While I praise the efforts of Bayles and Orland for helping assuage the terrors of being an artist by reiterating the idea that all artists feel that way, all the time, forever... sometimes the "artist" in question simply believes they're special, no one understands their art, or "you're just being mean!" Frankly, there are people on Etsy selling items they have no earthly reason to expect to be paid for - it's not that I don't get it, or that I'm mean, it's that the piece is poorly executed, badly rendered, childish (at best) and, frankly, crap (I love how she calls herself a "new artist" in reference to that piece, as if it excuses the smudges and awfulness of it). There are also people on Etsy who are undercharging for very skilled work. I don't agree with everything Regretsy posts as a Fail, and I don't agree with all of the critics there who gleefully snark away on those pieces. I don't have to. My opinion is mine alone, but sometimes it really is that bad.

But I'm probably overthinking it all...

Monday, May 9, 2011

The Two I've Finished

So there they are, my first two mixed-media art quilts. I have plans for more, but I also want to try an art doll or two, using a print-to-fabric technique. I want to try it so much, in fact, it's sort of distracting me from other things. (Anyone else have this problem?)

Maybe I'll get to it later this week... 

Sunday, May 1, 2011

There is no right and wrong in art... is there?

I've been reading a couple issues of Art Quilt Studio for inspiration, looking at some really amazing textile arts, looking at my little quilts (the second one is 99% complete) and wondering if I'm doing it "right." My husband, when I commented that mine didn't look like any of those I'd seen, asked if I was trying to copy someone else or make my own. (Bless him and his blunt impatience.) But I can't help but wonder - am I doing it right? I guess I sort of am, since I'm creating as close to what I see in my head as I can.

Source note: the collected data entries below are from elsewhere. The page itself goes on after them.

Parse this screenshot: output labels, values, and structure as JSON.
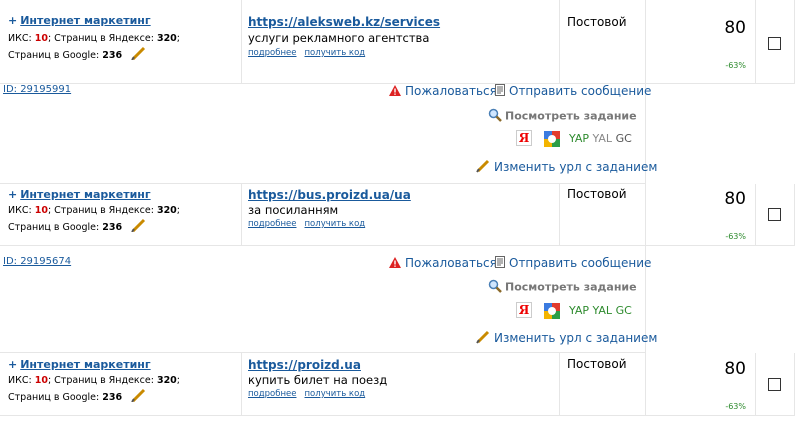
{
  "rows": [
    {
      "category": "Интернет маркетинг",
      "stats": {
        "iks_label": "ИКС:",
        "iks": "10",
        "yandex_label": "; Страниц в Яндексе:",
        "yandex": "320",
        "google_label": "Страниц в Google:",
        "google": "236"
      },
      "url": "https://aleksweb.kz/services",
      "description": "услуги рекламного агентства",
      "more": "подробнее",
      "code": "получить код",
      "type": "Постовой",
      "price": "80",
      "discount": "-63%",
      "id": "ID: 29195991",
      "se": {
        "yap": "YAP",
        "yal": "YAL",
        "gc": "GC",
        "yal_active": false
      }
    },
    {
      "category": "Интернет маркетинг",
      "stats": {
        "iks_label": "ИКС:",
        "iks": "10",
        "yandex_label": "; Страниц в Яндексе:",
        "yandex": "320",
        "google_label": "Страниц в Google:",
        "google": "236"
      },
      "url": "https://bus.proizd.ua/ua",
      "description": "за посиланням",
      "more": "подробнее",
      "code": "получить код",
      "type": "Постовой",
      "price": "80",
      "discount": "-63%",
      "id": "ID: 29195674",
      "se": {
        "yap": "YAP",
        "yal": "YAL",
        "gc": "GC",
        "yal_active": true
      }
    },
    {
      "category": "Интернет маркетинг",
      "stats": {
        "iks_label": "ИКС:",
        "iks": "10",
        "yandex_label": "; Страниц в Яндексе:",
        "yandex": "320",
        "google_label": "Страниц в Google:",
        "google": "236"
      },
      "url": "https://proizd.ua",
      "description": "купить билет на поезд",
      "more": "подробнее",
      "code": "получить код",
      "type": "Постовой",
      "price": "80",
      "discount": "-63%"
    }
  ],
  "actions": {
    "complain": "Пожаловаться",
    "message": "Отправить сообщение",
    "view_task": "Посмотреть задание",
    "yandex_letter": "Я",
    "change_url": "Изменить урл с заданием"
  }
}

It's maddening and baffling, so unlike the photography I've done so far. There's a project for that I have in my head, not sure I'll make it work, make it happen ever, but with that, it's more than simply framing a shot - there's lighting and things to consider that I don't normally have to fuss with, since I usually choose flowers as my subject. (And one of the reasons I like to shoot nature is because it doesn't show up late, doesn't argue, and doesn't expect to be paid...) But with textile art, there's a sense of "is this right?" even when I know I'm not sewing a wedding gown that has to be just so. Recently I've been told over and over to be "kinder to myself." Perhaps that also includes giving myself permission to let go of some of these doubts and play.

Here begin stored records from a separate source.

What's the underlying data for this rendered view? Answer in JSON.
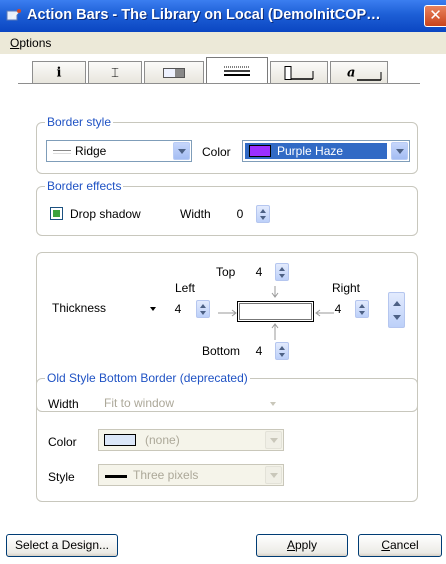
{
  "window": {
    "title": "Action Bars - The Library on Local (DemoInitCOP…",
    "close_glyph": "✕"
  },
  "menu": {
    "options_first": "O",
    "options_rest": "ptions"
  },
  "tabs": [
    {
      "glyph": "i",
      "icon": "info-icon"
    },
    {
      "glyph": "⌶",
      "icon": "height-icon"
    },
    {
      "glyph": "",
      "icon": "fill-icon"
    },
    {
      "glyph": "",
      "icon": "border-icon",
      "active": true
    },
    {
      "glyph": "",
      "icon": "bottom-icon"
    },
    {
      "glyph": "a",
      "icon": "text-icon"
    }
  ],
  "border_style": {
    "legend": "Border style",
    "style_value": "Ridge",
    "color_label": "Color",
    "color_value": "Purple Haze",
    "color_hex": "#9b30ff"
  },
  "border_effects": {
    "legend": "Border effects",
    "drop_shadow_label": "Drop shadow",
    "width_label": "Width",
    "width_value": "0"
  },
  "thickness": {
    "mode_value": "Thickness",
    "top_label": "Top",
    "top_value": "4",
    "left_label": "Left",
    "left_value": "4",
    "right_label": "Right",
    "right_value": "4",
    "bottom_label": "Bottom",
    "bottom_value": "4"
  },
  "old_border": {
    "legend": "Old Style Bottom Border (deprecated)",
    "width_label": "Width",
    "width_value": "Fit to window",
    "color_label": "Color",
    "color_value": "(none)",
    "style_label": "Style",
    "style_value": "Three pixels"
  },
  "buttons": {
    "select_design": "Select a Design...",
    "apply_first": "A",
    "apply_rest": "pply",
    "cancel_first": "C",
    "cancel_rest": "ancel"
  }
}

My husband is nothing if not honest: When asked what he thinks of the little quilts, he tells me that they aren't really his thing, but that he's sure someone will like them. I guess it's really not even fair of me to ask him. God knows there's plenty of artists that I just don't get or appreciate - it may be genius, but I simply don't like it, so how to comment?

So many ideas... so many ways to play... I just need to let go of the idea of "right" and "wrong" and DO it.